The Ethical Use of Social Media in Community Practice Social Work
By Rachel L. West
The Political Social Worker
The Journal of Social Work Values and Ethics recently published an article on the ethical use of social media by community practice social workers.
Web 2.0 in Social Work Macro Practice: Ethical Considerations and Questions looks at the current literature on the use of social media in macro practice. The authors call for further studies that examine the strengths and limitations of using technology in social work practice. They also discuss the need for social work organizations to update their guidelines regarding best practices in this area.
Professional organizations have an important role to play in this work as well. The most recent guidelines by NASW and ASWB, while helpful, were published in 2005. Things have changed dramatically since then—Facebook was created in 2004, YouTube in 2005, the first IPhone was released in 2007—the list of innovations goes on. Clearly, the guidelines need to be updated to reflect the current environment.

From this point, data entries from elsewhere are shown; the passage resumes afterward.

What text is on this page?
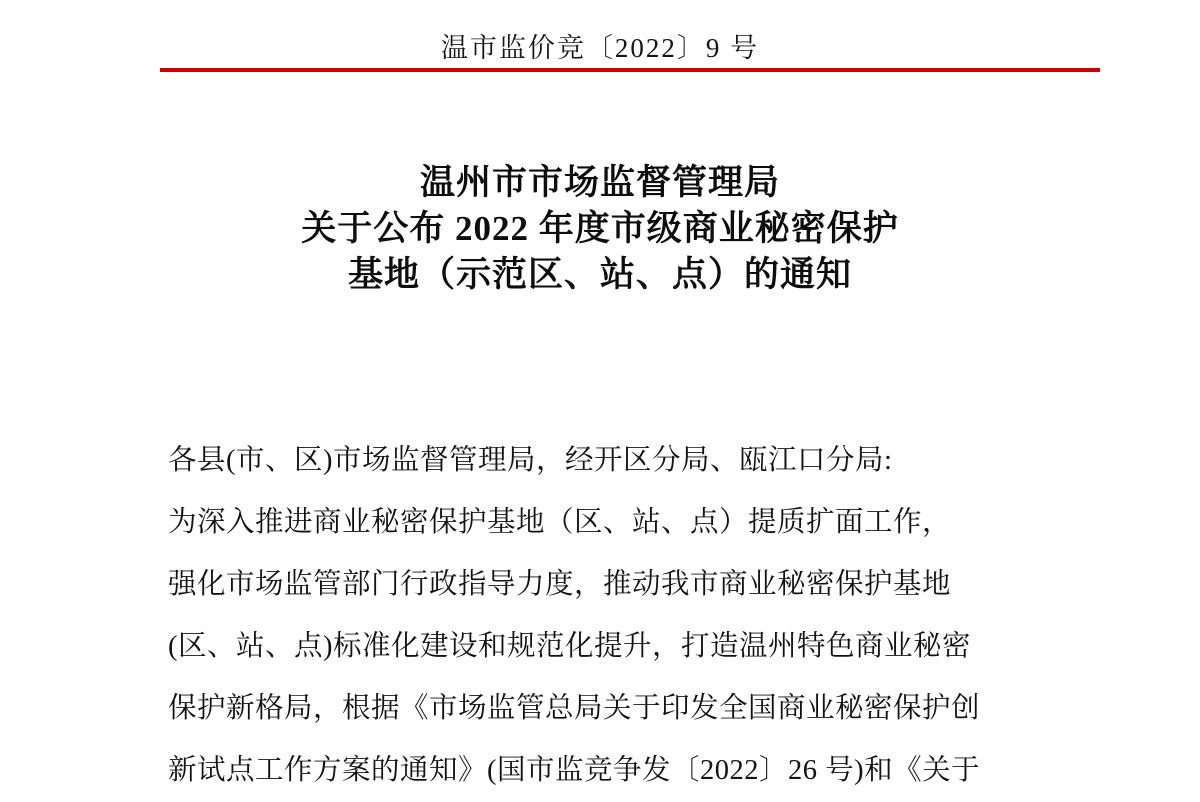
温市监价竞〔2022〕9 号
温州市市场监督管理局
关于公布 2022 年度市级商业秘密保护
基地（示范区、站、点）的通知

各县(市、区)市场监督管理局，经开区分局、瓯江口分局:

为深入推进商业秘密保护基地（区、站、点）提质扩面工作，

强化市场监管部门行政指导力度，推动我市商业秘密保护基地

(区、站、点)标准化建设和规范化提升，打造温州特色商业秘密

保护新格局，根据《市场监管总局关于印发全国商业秘密保护创

新试点工作方案的通知》(国市监竞争发〔2022〕26 号)和《关于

Social work in general has been painfully slow to embrace technology. Other professions, including the nursing, are way ahead of us in incorporating technology into their work. I believe this is hurting community practice social workers ability to break into the field. Over the years I have noticed more and more people with tech backgrounds doing community organizing and outreach work with nonprofits and political campaigns.
Currently, the Council on Social Work Education (CSWE) is accepting feedback on the 2015 EPAS. What I would like to see is a push for social work programs to include technology in the curriculum. The inclusion of technology is imperative. Failure to do so will result in social work graduates not being able to compete with job seekers who hold similar degrees.
When I say social work programs need to incorporate lessons about technology, I’m not simple talking about knowledge of how to use social networking sites like Twitter or about a brief discussion of boundaries. Social work sources need to include instruction about CRM Software and GIS mapping. Having knowledge of these programs is especially important for macro social workers. Most MPP and MPA programs have incorporated these technologies into their programs making their graduates more qualified for community practice jobs.
My advice to macro social work students is to learn as much as you can about social media. At a bare minimum have a grasp of how to use social networking platforms. Because that knowledge can make a difference when it comes time for you to search for work.